The timing makes more sense for Arm, though.

The tech market has been pretty tricky lately, and SoftBank has taken a hit on falling valuations. Its tech-focused Vision Fund lost $32bn in the fiscal year ending March. Part of SoftBank’s strategy for navigating that is focusing on the industry’s silver lining: AI.

Arm is increasingly positioning itself as an AI company, which makes sense given the technology’s increased demand for high-power data centers and state-of-the-art chips.
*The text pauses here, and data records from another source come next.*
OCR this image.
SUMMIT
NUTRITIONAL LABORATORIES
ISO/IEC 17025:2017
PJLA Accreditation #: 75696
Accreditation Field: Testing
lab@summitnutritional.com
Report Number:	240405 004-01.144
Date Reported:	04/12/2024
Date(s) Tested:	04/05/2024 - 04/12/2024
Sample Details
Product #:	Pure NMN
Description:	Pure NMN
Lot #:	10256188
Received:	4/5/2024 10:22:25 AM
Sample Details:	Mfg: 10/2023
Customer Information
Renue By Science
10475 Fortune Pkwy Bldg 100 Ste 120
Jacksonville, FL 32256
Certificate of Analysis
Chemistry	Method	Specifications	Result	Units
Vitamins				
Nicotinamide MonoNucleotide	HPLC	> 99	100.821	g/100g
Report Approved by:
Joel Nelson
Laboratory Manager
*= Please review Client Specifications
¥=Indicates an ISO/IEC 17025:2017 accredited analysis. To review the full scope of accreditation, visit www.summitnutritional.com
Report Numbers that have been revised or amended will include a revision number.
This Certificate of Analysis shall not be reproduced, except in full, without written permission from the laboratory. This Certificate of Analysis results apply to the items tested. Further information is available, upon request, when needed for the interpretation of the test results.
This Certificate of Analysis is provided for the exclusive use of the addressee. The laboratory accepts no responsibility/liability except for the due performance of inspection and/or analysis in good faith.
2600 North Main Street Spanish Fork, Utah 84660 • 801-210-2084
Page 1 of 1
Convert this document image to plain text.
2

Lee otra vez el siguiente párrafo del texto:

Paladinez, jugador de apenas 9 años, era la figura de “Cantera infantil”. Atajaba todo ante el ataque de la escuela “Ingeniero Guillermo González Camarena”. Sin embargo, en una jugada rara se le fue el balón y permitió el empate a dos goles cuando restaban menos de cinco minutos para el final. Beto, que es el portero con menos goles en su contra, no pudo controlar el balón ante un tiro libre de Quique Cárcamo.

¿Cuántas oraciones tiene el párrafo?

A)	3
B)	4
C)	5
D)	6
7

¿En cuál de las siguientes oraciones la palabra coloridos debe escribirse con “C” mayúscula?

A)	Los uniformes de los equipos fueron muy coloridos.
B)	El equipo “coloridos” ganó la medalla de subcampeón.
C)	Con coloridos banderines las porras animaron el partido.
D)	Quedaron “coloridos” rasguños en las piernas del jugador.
It has designed processors for Nvidia, which has made a name for itself as a chipmaker for AI products.

Meanwhile, the UK is finding other ways to become more competitive.

Regulators have proposed simplifying listings, for example making it easier to have two classes of shares. Some entrepreneurs like this because it allows them to keep control of their businesses even after they’ve gone public. But the London Stock Exchange is among voices saying there’s still more that can be done.

Will Arm one day return to the London market? The company says it’s not ruling it out, but don’t hold your breath. Instead, Arm is emphasizing plans to keep its headquarters, operations, and intellectual property in the UK, and increase its presence in the country.

But as far as ownership and listing go, the UK has lost a rare homegrown tech superstar.